The Indiana Court of Appeals issued two opinions in DBL v. LaSalle Bank, 2010 Ind. App. LEXIS 2056 (Ind. Ct. App. 2010) and 2011 Ind. App. LEXIS 167 (Ind. Ct. App. 2011). DBL, one of those factually-dense, unique cases, shows what an important tool a receivership can be for a foreclosing lender/mortgagee.
Layers of claims, settlements. DBL involved a mortgage loan secured by a plaza located in a city in Southern Indiana. The borrower’s property was the subject of a condemnation and nuisance lawsuit with the city. The borrower and the city reached a settlement, apparently without the lender’s knowledge, with regard to the nuisance claim in which the city agreed to pay the borrower $1,725,600 in three installments. There was a separate agreed judgment entered regarding the condemnation claim in which the city was to pay the borrower and the lender $224,600, but those funds all went directly to the borrower in error. At some point along the way, the lender filed a foreclosure action and requested the appointment of a receiver. The lender then discovered that the city made sizeable payments to the borrower pursuant to the settlement of the nuisance claim.
Turnover. The lender sought a court order directing the borrower to turn over, to the receiver, the funds the borrower received from the city. The lender alleged that the borrower was in violation of the trial court’s order appointing receiver. The trial court granted the motion and directed the borrower, within a week, to pay $1,365,600 to the receiver.
Scope. One issue in the case surrounded whether the payments made by the city were within the scope of the receivership order. The Court noted generally that in Indiana (a) a receiver ordinarily takes all the property of the debtor that constitutes the subject of the action but (b) does not take property not involved in the action or not included in an order designating the particular property of which the receiver is to have charge. Because the settlement related specifically to the subject real estate, the Court concluded that “the checks paid by [the city to borrower] concerned [the mortgaged real estate] and were within the scope of and subject to the Receivership Order, and [borrower’s] failure to include the monies paid or otherwise notify the Receiver of the [settlement agreement] was a violation of that order.” The Court therefore initially affirmed the trial court’s turnover order.

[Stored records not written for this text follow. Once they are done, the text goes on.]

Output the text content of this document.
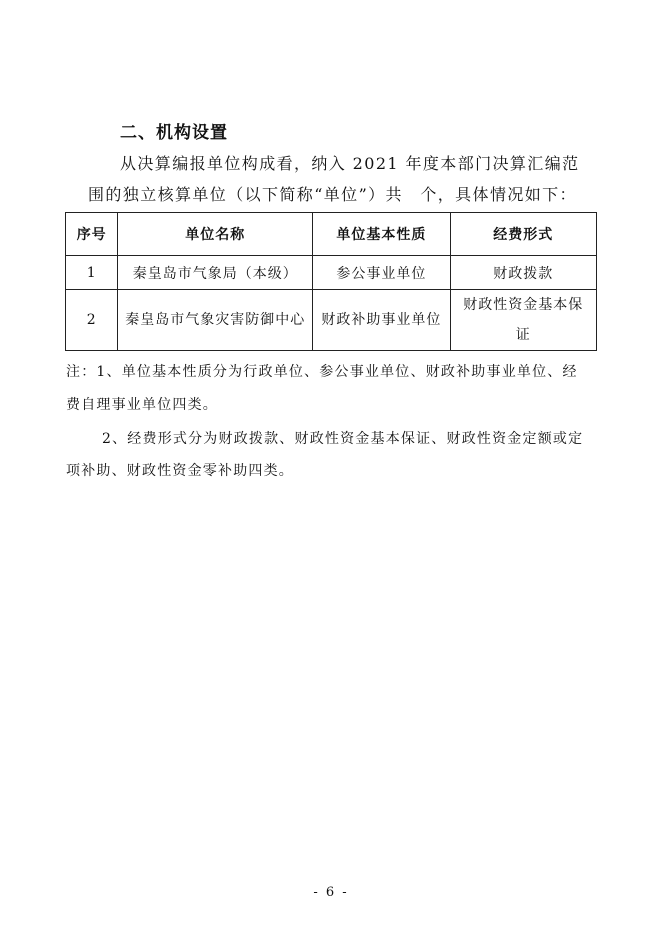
二、机构设置
从决算编报单位构成看，纳入 2021 年度本部门决算汇编范
围的独立核算单位（以下简称“单位”）共　个，具体情况如下：
序号	单位名称	单位基本性质	经费形式
1	秦皇岛市气象局（本级）	参公事业单位	财政拨款
2	秦皇岛市气象灾害防御中心	财政补助事业单位	财政性资金基本保证
注：1、单位基本性质分为行政单位、参公事业单位、财政补助事业单位、经
费自理事业单位四类。
2、经费形式分为财政拨款、财政性资金基本保证、财政性资金定额或定
项补助、财政性资金零补助四类。
- 6 -
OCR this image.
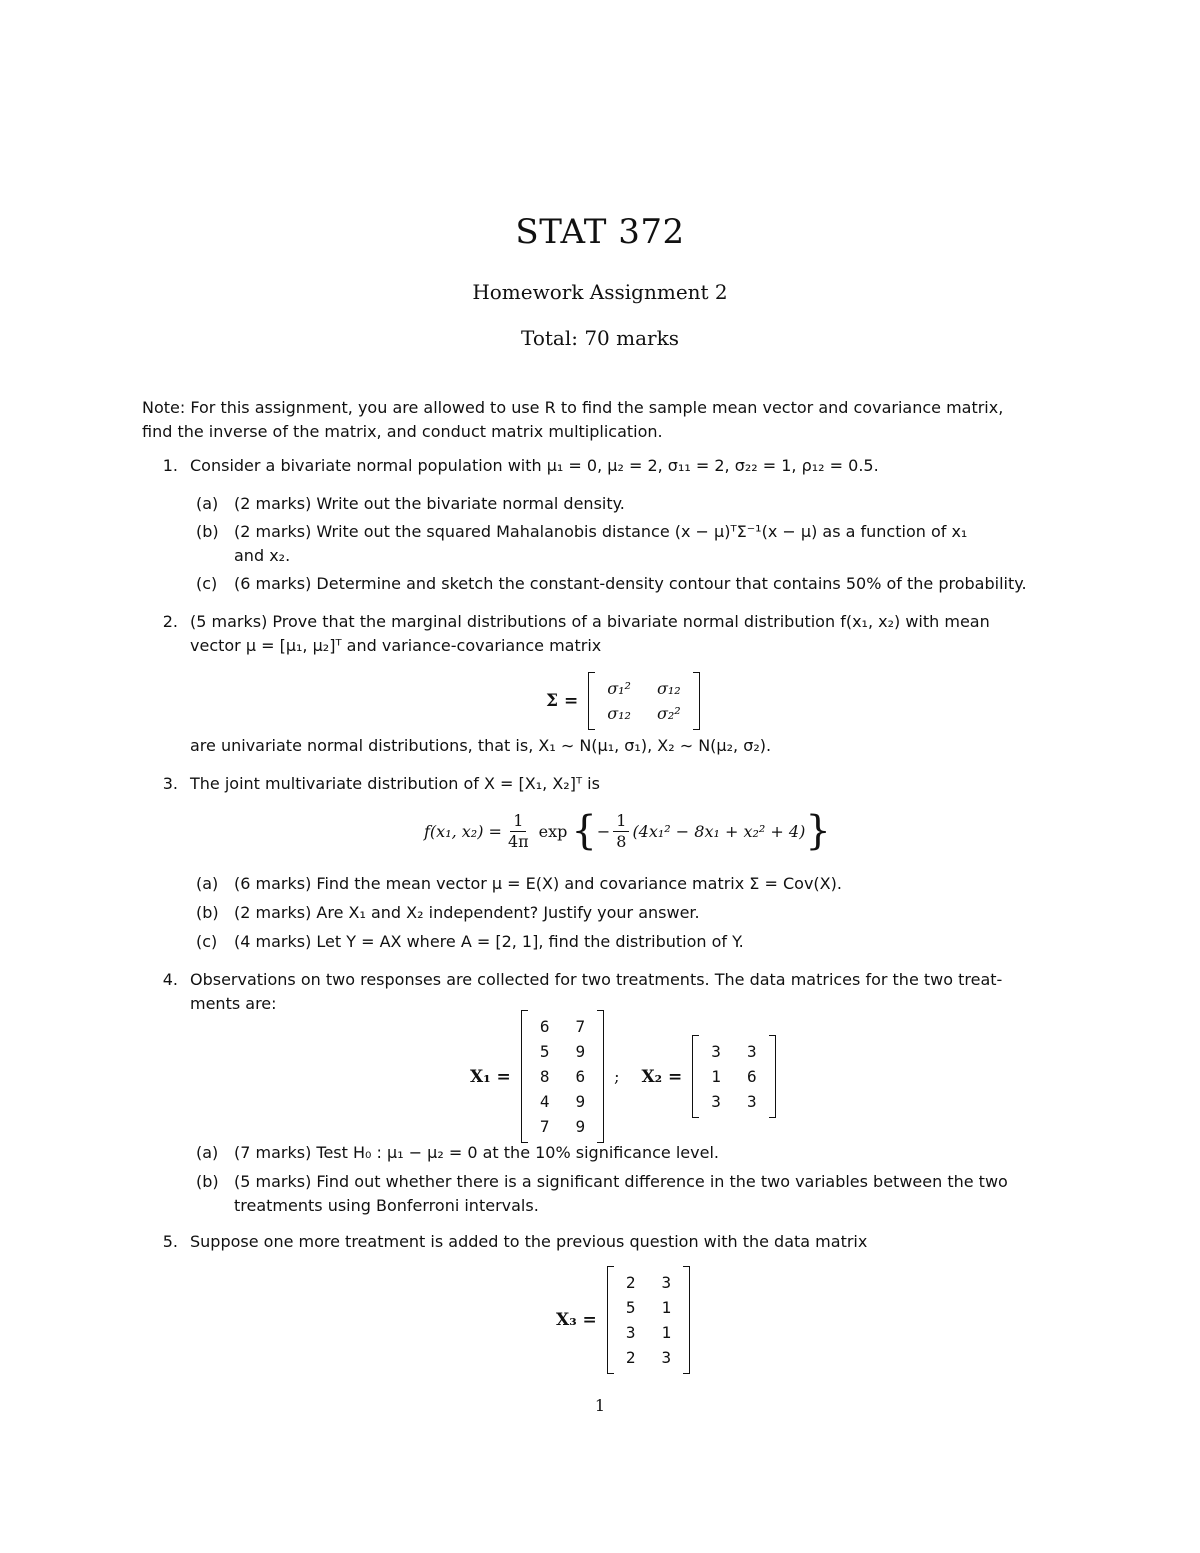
STAT 372
Homework Assignment 2
Total: 70 marks
Note: For this assignment, you are allowed to use R to find the sample mean vector and covariance matrix,
find the inverse of the matrix, and conduct matrix multiplication.
1. Consider a bivariate normal population with μ₁ = 0, μ₂ = 2, σ₁₁ = 2, σ₂₂ = 1, ρ₁₂ = 0.5.
(a) (2 marks) Write out the bivariate normal density.
(b) (2 marks) Write out the squared Mahalanobis distance (x − μ)ᵀΣ⁻¹(x − μ) as a function of x₁
and x₂.
(c) (6 marks) Determine and sketch the constant-density contour that contains 50% of the probability.
2. (5 marks) Prove that the marginal distributions of a bivariate normal distribution f(x₁, x₂) with mean
vector μ = [μ₁, μ₂]ᵀ and variance-covariance matrix
Σ =
σ₁² σ₁₂
σ₁₂ σ₂²
are univariate normal distributions, that is, X₁ ∼ N(μ₁, σ₁), X₂ ∼ N(μ₂, σ₂).
3. The joint multivariate distribution of X = [X₁, X₂]ᵀ is
f(x₁, $x_2) = \frac{1}{4\pi}$ exp { − $\frac{1}{8} (4x_1^2 - 8x_1 + x_2^2 + 4)$ }
(a) (6 marks) Find the mean vector μ = E(X) and covariance matrix Σ = Cov(X).
(b) (2 marks) Are X₁ and X₂ independent? Justify your answer.
(c) (4 marks) Let Y = AX where A = [2, 1], find the distribution of Y.
4. Observations on two responses are collected for two treatments. The data matrices for the two treat-
ments are:
X₁ =
6 7
5 9
8 6
4 9
7 9
; X₂ =
3 3
1 6
3 3
(a) (7 marks) Test H₀ : μ₁ − μ₂ = 0 at the 10% significance level.
(b) (5 marks) Find out whether there is a significant difference in the two variables between the two
treatments using Bonferroni intervals.
5. Suppose one more treatment is added to the previous question with the data matrix
X₃ =
2 3
5 1
3 1
2 3
1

DBL II. The borrower petitioned the Court of Appeals for a rehearing, which is the method to have the Court reconsider a prior opinion. The problem was that the borrower had immediately disbursed the settlement funds received from the city. The money the trial court ordered the borrower to turn over was gone. As such, upon further review, the Court reversed its initial decision and remanded the case to the trial court for further proceedings.
Non-party technicality. The Court of Appeals, on rehearing, held that there should have been a determination by the trial court whether the borrower was in possession of the funds at the time it issued its turnover order. In Indiana, where a debtor distributes funds to third persons before the establishment of the receivership, “a court or receiver cannot compel the third persons, without due process of law, to turn over such funds to the receiver.” In DBL, if the $1,506,000 paid to the borrower had been distributed to third persons, the receiver, in an attempt to acquire such funds, would first need to amend the complaint to make such outsiders a party to the proceedings or otherwise file a separate action against such outsiders. So, in that respect, the power of a receiver is not unlimited.
But wait. The borrower was not off the hook. The Court stated:
we point out that it appears from the record that [borrower] has concealed the whereabouts of not only the $1,506,000 by not including it in any record which was ordered to be turned over to the Receiver, but also the $360,000 paid to [borrower] after the date of the Receivership Order. Indeed, neither this installment nor the existence of the Settlement Agreement was disclosed to the Receiver. Nevertheless, we believe that these questions are best left to the trial court to resolve by way of a fact-finding hearing and any other procedures which may be necessary.
Although the borrower successfully distributed the settlement money outside of the immediate reach of the receiver, the borrower may still pay a price for its alleged violation of the prior receivership order.
As explained on this blog before, a receivership can be a potent device for foreclosing lenders in Indiana. It can, and generally does, put a choke hold on income generated by the subject property, and DBL illustrates just how broad the scope of a receivership order can be.